The features of Penthesileia betray more of inner life than those of Orpheus: and on a second Munich kylix, on which Apollo in presence of Ge slays her son Tityos, the master has gone a step further in physiognomy. The three faces are as convincingly graduated in expression as for example those on the beautiful ‘Lament for the dead,’ by a contemporary master, in Athens.

On the big interior of his kylikes (Fig. [134]) the ‘horse’ master could give freer play to his genius than on the exteriors, which, as in the kylikes of Berlin and Athens, he adorned with pretty scenes from the stable. The contrast between the great round pictures with their fine technique, and the lightly sketched exteriors, is so great, that some have thought of two artists working in the same studio, who divided the work, so that the ‘horse’ master would be different from the Penthesileia master; but the white-ground exterior of the Orpheus kylix seems to build the bridge. It is certainly characteristic that the exteriors of kylikes in this period no longer tempted talented painters to such lively compositions, as in the days of the Brygos and Perugia painters, and that even in the lifetime of the great Euphronios the paratactic decorative style most consistently prepared by Duris laid hold of these exteriors. The new style required big surfaces, and the most faithful reflexions of wall-painting are to be found on large vases.

The most famous of these great Polygnotan vases is the Paris calyx-krater from Orvieto (Fig. [135]), the figures of which, apart from Athena and Herakles, have not yet been certainly identified. From the expectant attitude of the figures it has been suggested that the picture represents the start of the Argonauts, or the preparation of the Attic heroes for the battle of Marathon. The great mythological scene is at any rate in the manner of the new period, which no longer has the preference of the ancients for the crisis of action but rather depicts preparation and after-effect, reflection on the deed accomplished and rest from action. That a Polygnotan wall-painting preceded the vase-painting in this psychologically refined conception, may be regarded as proved. For the figures not only appear in all sorts of bold foreshortenings, front and side views, not only surprise us by an abundance of motives, which are quite beyond previous vase-painting, but also show a series of peculiarities, which are expressly described as innovations of the great fresco-painter.
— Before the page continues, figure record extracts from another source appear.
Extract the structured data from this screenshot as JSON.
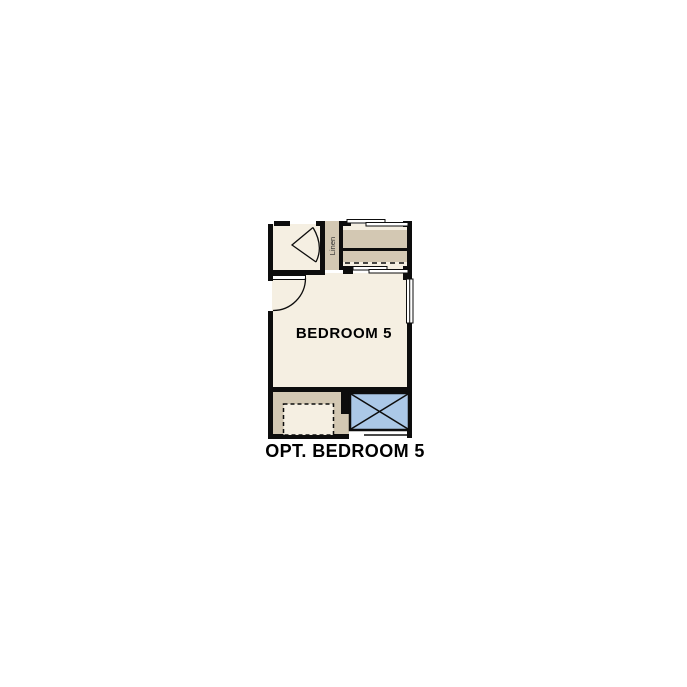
{
  "figure": {
    "caption": "OPT. BEDROOM 5",
    "bedroom_label": "BEDROOM 5",
    "linen_label": "Linen",
    "colors": {
      "page": "#ffffff",
      "floor": "#f5efe2",
      "tan": "#d3c8b3",
      "blue": "#abc8e7",
      "wall": "#0d0d0d",
      "text": "#000000"
    }
  }
}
When the figures of the krater open their mouths and show their teeth, when the stationary interior folds, the so-called drapery eyes have shadows painted in them, this can only be explained as imitation of the great painters, and similarly the gnashing of teeth and the shading of the horses’ bellies on the Centaur psykter. The Argonautic krater shows this dependence very strongly in its composition. Great painting had not only graduated the parts of the body in deep spatial layers, but transferred this novel deepening to the arrangement of its groups, distributing the actors over hilly country, which either elevated

PLATE LXXXII.

[Fig. 135]. THE ARGONAUTS (?). KALIX-KRATER OF POLYGNOTAN PERIOD.

From Furtwängler-Reichhold, Griechische Vasenmalerei.

the figures of the background or often partly concealed them. It is clear that an art, which characterized the rounding of shields and bodies and the recesses of drapery by the distribution of light and shade, also gave actuality and effect of depth to the landscape by shading, though in primitive fashion, and a series of ‘Polygnotan’ vases proves the fact, by making flowers, bushes and plants spring out of the ground. It is true the painter of the Argonaut krater does not go so far, but he shows more strikingly than any other vase-painter the landscape of Polygnotan paintings, which, not forgetting the surface effect of vase-decoration, he does not shade but only indicates in outline by the incising tool. That in other ways, too, he altered his pattern to suit the technique of vase-painting, is proved by the freedom in the use of colour and perspective, which on other specimens of this period burst the barriers of vase-painting.